À la suite d'un soulèvement, le Silo 18 se retrouve face à une nouvelle donne : Tout en bas, Juliette et les travailleurs des Machines ont découvert une excavatrice qui va leur permettre de creuser un tunnel jusqu'au silo voisin, où Juliette a pu se rendre dans le tome 1 et où se trouvent pris au piège Solo et plusieurs enfants. Juliette parvient à faire la jonction entre les deux silos, mais elle se heurte à son retour à l'angoisse de ses « administrés » qui craignent pour la sécurité de leur propre silo. Devant la fronde, dont les habitants du Silo 1 ont eu vent, la liquidation du Silo 18 est décidée et ce n'est qu'en passant par le tunnel nouvellement créé que Juliette et les survivants du silo vont pouvoir échapper à la mort.
La suite est une question de survie, une histoire de vengeance.
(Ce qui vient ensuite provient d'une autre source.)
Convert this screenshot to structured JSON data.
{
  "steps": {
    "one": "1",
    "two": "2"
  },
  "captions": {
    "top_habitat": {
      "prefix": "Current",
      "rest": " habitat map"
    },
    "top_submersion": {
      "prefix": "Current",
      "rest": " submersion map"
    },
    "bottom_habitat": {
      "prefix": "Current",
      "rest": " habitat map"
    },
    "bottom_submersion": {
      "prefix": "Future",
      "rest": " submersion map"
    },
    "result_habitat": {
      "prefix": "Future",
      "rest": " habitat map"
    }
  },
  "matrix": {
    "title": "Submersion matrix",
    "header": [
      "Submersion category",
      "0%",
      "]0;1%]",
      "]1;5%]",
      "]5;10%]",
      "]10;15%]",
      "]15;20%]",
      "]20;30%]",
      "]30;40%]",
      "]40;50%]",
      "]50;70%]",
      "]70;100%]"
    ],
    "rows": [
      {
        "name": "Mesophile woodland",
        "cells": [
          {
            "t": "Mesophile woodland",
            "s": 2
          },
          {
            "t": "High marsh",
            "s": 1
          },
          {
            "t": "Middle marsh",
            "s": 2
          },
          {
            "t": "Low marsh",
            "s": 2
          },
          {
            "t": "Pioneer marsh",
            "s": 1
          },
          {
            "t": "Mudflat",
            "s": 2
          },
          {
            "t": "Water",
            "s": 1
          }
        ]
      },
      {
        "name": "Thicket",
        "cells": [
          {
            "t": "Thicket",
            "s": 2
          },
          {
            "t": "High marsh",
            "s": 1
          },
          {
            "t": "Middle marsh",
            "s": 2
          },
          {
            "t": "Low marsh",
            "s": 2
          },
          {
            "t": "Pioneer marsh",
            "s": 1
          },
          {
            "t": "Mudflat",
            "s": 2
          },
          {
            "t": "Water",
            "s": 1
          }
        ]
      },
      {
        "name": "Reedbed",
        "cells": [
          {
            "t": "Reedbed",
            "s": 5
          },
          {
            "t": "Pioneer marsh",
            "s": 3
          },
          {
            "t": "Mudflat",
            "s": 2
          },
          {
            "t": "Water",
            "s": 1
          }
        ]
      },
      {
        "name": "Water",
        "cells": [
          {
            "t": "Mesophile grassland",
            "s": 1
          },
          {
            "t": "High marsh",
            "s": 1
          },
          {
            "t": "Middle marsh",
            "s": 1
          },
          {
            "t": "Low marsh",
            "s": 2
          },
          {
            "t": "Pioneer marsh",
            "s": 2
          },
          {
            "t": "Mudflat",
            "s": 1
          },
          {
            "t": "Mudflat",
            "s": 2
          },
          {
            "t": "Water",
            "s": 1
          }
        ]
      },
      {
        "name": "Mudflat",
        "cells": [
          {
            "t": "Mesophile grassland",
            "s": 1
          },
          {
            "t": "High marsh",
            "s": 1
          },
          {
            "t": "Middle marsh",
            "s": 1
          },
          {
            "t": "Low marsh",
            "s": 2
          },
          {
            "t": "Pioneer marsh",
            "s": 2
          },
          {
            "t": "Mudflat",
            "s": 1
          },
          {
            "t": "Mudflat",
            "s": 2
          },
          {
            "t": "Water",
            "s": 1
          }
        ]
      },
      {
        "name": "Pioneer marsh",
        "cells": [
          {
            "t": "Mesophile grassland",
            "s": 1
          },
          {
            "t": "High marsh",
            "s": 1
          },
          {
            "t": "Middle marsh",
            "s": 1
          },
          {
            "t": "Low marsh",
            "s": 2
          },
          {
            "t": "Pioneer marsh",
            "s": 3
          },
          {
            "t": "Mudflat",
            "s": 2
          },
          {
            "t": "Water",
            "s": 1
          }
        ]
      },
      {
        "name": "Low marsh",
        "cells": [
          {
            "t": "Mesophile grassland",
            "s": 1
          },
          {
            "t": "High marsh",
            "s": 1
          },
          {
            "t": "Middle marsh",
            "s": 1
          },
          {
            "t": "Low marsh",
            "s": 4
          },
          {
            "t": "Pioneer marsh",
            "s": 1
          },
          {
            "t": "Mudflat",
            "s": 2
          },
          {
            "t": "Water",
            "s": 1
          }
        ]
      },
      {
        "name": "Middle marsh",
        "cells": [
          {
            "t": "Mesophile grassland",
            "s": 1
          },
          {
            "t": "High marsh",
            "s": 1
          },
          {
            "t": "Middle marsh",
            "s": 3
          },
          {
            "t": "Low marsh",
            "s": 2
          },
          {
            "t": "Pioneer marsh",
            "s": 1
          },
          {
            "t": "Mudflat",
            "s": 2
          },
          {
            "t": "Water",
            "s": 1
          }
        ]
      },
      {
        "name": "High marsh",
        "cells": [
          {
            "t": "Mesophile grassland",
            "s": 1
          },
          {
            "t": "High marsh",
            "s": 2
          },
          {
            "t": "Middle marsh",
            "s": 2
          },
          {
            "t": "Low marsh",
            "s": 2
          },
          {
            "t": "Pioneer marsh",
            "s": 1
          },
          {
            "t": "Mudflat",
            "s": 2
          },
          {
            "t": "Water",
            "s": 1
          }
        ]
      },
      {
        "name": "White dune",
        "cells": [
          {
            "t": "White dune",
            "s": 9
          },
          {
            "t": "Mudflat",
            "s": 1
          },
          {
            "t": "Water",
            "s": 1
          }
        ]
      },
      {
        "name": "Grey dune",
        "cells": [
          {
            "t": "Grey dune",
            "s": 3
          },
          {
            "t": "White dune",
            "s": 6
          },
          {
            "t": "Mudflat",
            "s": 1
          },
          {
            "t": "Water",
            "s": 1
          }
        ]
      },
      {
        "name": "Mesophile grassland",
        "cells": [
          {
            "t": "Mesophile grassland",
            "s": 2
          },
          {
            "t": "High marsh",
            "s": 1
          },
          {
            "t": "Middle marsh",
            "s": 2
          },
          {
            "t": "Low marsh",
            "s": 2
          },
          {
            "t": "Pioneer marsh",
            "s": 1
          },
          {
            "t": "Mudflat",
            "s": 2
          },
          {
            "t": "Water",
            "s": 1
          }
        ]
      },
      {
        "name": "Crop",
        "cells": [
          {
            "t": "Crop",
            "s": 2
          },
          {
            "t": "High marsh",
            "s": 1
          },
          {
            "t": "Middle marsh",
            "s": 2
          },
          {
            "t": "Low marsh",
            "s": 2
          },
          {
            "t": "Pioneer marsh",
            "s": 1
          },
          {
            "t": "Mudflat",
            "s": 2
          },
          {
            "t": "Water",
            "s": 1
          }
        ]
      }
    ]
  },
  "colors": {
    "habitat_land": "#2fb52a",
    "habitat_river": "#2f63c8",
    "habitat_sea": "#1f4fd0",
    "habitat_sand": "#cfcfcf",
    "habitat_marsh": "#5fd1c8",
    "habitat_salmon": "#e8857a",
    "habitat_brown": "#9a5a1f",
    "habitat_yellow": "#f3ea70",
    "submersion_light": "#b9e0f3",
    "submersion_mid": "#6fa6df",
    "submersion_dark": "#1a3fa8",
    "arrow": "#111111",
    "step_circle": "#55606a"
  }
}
Et la recherche de la vérité, à laquelle vont s'atteler tant Donald et Charlotte dans le Silo 1 que Juliette dans le Silo 18 puis le Silo 17.

Comme pour les deux premiers tomes, le récit est bien monté, bien écrit, haletant. J’ai toutefois eu durant la lecture l’impression d’une lassitude. Comme s’il fallait terminer l’histoire, joindre les différents fils tirés par l’auteur au fur et à mesure du récit. Ce troisième tome est également plus court que les autres (un peu moins de 500 pages contre plus de 1000 pour le tome 2). Cependant, j’ai apprécié d’être arrivée à la fin de la trilogie. En effet, le récit est pesant, oppressant, très noir en ce qu’il décrit l’horreur dont les êtres humains sont capables par bêtise, volonté de pouvoir et de main-mise sur l’autre… Cela n’est d’ailleurs pas sans rappeler les questions qui se posent aujourd’hui et la question de la véracité ou non des informations qui sont à notre disposition. Où se situe la vérité ? Où se trouve la limite entre ce que nos gouvernants disent aux populations et ce qu’ils leur cachent, pour des raisons évidentes de sécurité et de maintien de l’ordre, mais aussi pour d’autres, moins avouables, de maintien de la main-mise sur les peuples. Un peuple qui ne sait pas ce qui se passe, qui est maintenu dans l’ignorance, est bien plus malléable...

Paru aux éditions Actes Sud (Babel), 2016. - ISBN : 978-2-330-06442-6.